Durante la sua carriera Sergio Leone ha lavorato a tantissime pellicole in qualità di assistente della camera, produttore esecutivo ed anche attore. Ha fatto poi da sceneggiatore e regista a sette film che oggi sono considerati dei classici del cinema. Il primo da lui realizzato è stato “Il colosso di Rodi” una pellicola del 1961 che ha aperto la strada del successo a Sergio Leone e che gli ha permesso di mostrare il suo enorme talento. Pochi anni dopo infatti il regista ha dato vita a “Per un pugno di dollari“, che oggi è considerato il capisaldo di tutti gli spaghetti western.

Si tratta di una pellicola geniale che apre la celebre trilogia del dollaro e che nasce come remake in chiave western del film “La sfida del samurai” di Kurosawa. Il protgonista è un giovane Clint Eastwood che interpreta il ruolo di un pistolero solitario che arriva in una città tra il Messico e gli Usa ed inizia a generare scompiglio tra le famiglie che la dominano.

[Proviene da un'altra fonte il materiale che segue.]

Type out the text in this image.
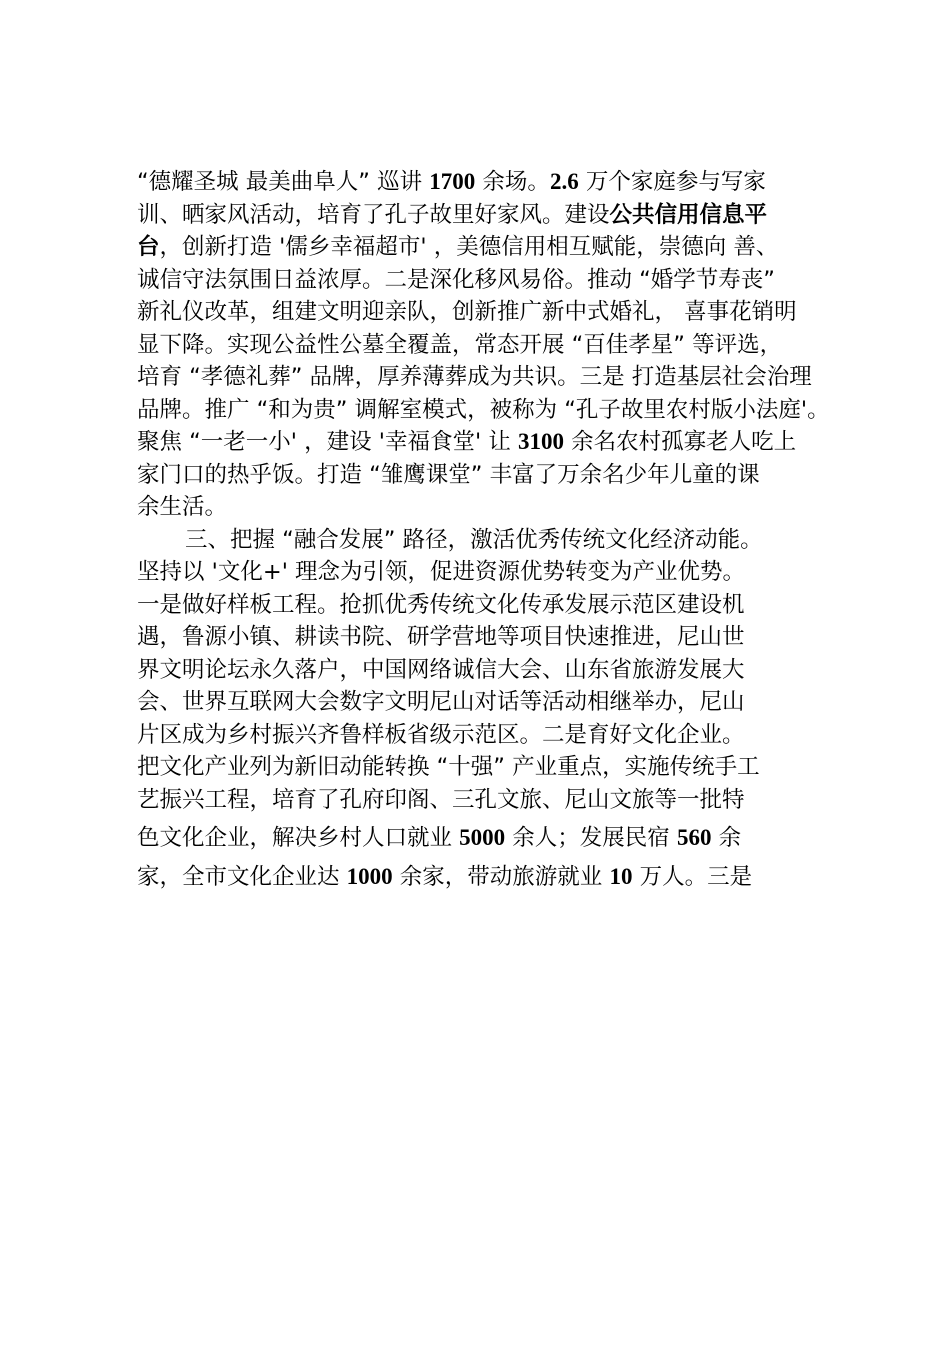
“德耀圣城 最美曲阜人” 巡讲 1700 余场。2.6 万个家庭参与写家
训、晒家风活动，培育了孔子故里好家风。建设公共信用信息平
台，创新打造 '儒乡幸福超市' ，美德信用相互赋能，崇德向 善、
诚信守法氛围日益浓厚。二是深化移风易俗。推动 “婚学节寿丧”
新礼仪改革，组建文明迎亲队，创新推广新中式婚礼， 喜事花销明
显下降。实现公益性公墓全覆盖，常态开展 “百佳孝星” 等评选，
培育 “孝德礼葬” 品牌，厚养薄葬成为共识。三是 打造基层社会治理
品牌。推广 “和为贵” 调解室模式，被称为 “孔子故里农村版小法庭'。
聚焦 “一老一小' ，建设 '幸福食堂' 让 3100 余名农村孤寡老人吃上
家门口的热乎饭。打造 “雏鹰课堂” 丰富了万余名少年儿童的课
余生活。
三、把握 “融合发展” 路径，激活优秀传统文化经济动能。
坚持以 '文化+' 理念为引领，促进资源优势转变为产业优势。
一是做好样板工程。抢抓优秀传统文化传承发展示范区建设机
遇，鲁源小镇、耕读书院、研学营地等项目快速推进，尼山世
界文明论坛永久落户，中国网络诚信大会、山东省旅游发展大
会、世界互联网大会数字文明尼山对话等活动相继举办，尼山
片区成为乡村振兴齐鲁样板省级示范区。二是育好文化企业。
把文化产业列为新旧动能转换 “十强” 产业重点，实施传统手工
艺振兴工程，培育了孔府印阁、三孔文旅、尼山文旅等一批特
色文化企业，解决乡村人口就业 5000 余人；发展民宿 560 余
家，全市文化企业达 1000 余家，带动旅游就业 10 万人。三是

Il film che conferma il successo del precedente è invece “Per qualche dollaro in più“, che ancora una volta ha come protagonista Clint Eastwood insieme a Gian Maria Volontè e Lee Van Cleef. A chiudere la trilogia del dollaro è “Il buono, il brutto, il cattivo“, una pellicola che segue le vicende della secessione americana e che oggi viene considerato come il più bel film western di sempre.

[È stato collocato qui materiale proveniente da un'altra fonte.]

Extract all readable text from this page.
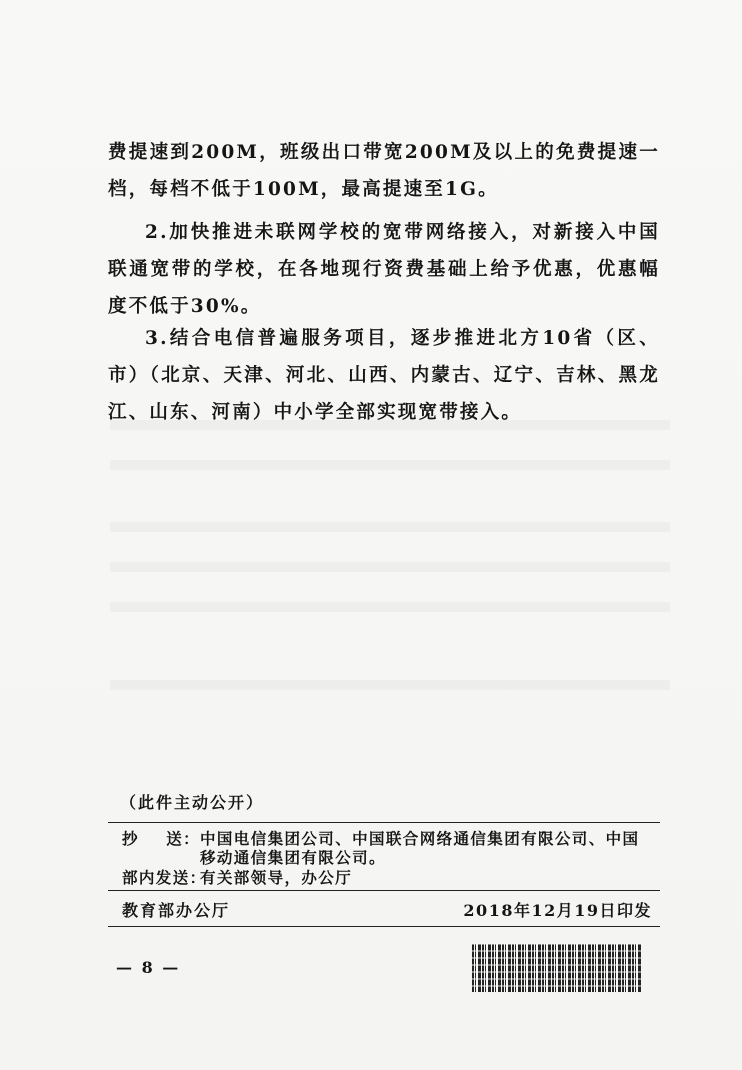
费提速到200M，班级出口带宽200M及以上的免费提速一档，每档不低于100M，最高提速至1G。

2.加快推进未联网学校的宽带网络接入，对新接入中国联通宽带的学校，在各地现行资费基础上给予优惠，优惠幅度不低于30%。

3.结合电信普遍服务项目，逐步推进北方10省（区、市）（北京、天津、河北、山西、内蒙古、辽宁、吉林、黑龙江、山东、河南）中小学全部实现宽带接入。

（此件主动公开）
抄 送： 中国电信集团公司、中国联合网络通信集团有限公司、中国移动通信集团有限公司。
部内发送：
有关部领导，办公厅
教育部办公厅	2018年12月19日印发
— 8 —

Una seconda trilogia di film di successo si apre poi nel 1968 con “C’era una volta il West“. Si tratta di un film davvero significativo dal punto di vista culturale ed è stato inserito all’interno del National Film Registry della Biblioteca del Congresso degli Stati Uniti. Il secondo film della trilogia è invece “Giù la testa” ed è una pellicola che ha consentito a Sergio Leone di vincere il David di Donatello in qualità di regista. L’ultimo film realizzato da Sergio Leone che chiude la famosa trilogia è “C’era una volta in America“. È un grande capolavoro al quale ha partecipato un cast stellare costituito da Robert De Niro e James Woods. Il film racconta oltre 40 anni di storia trascorsi in momenti di vita, morte, amicizia, amore e tradimento.

Un esempio dela romanità

Nonostante negli anni Sergio Leone abbia viaggiato per il mondo, ha sempre considerato Roma come la sua casa, il suo rifugio. Il legame che aveva con la Capitale era quindi davvero forte e spesso era anche presente nelle sue pellicole. Sergio Leone era particolarmente affezionato agli stornelli romani, al buon vino dei Castelli Romani ma soprattutto alla tradizionale cucina romanesca. La sua osteria preferita era “Checco er carrettiere” e si trovava nel quartiere Trastevere, nel quale Sergio Leone ha trascorso una buona parte della sua vita.

Il regista poi era fortemente legato alla squadra dei lupacchiotti, la Roma. Era un tifoso pacato ma che si recava spesso allo Stadio Olimpico a sostenere quella squadra che da diverso tempo gli aveva conquistato il cuore.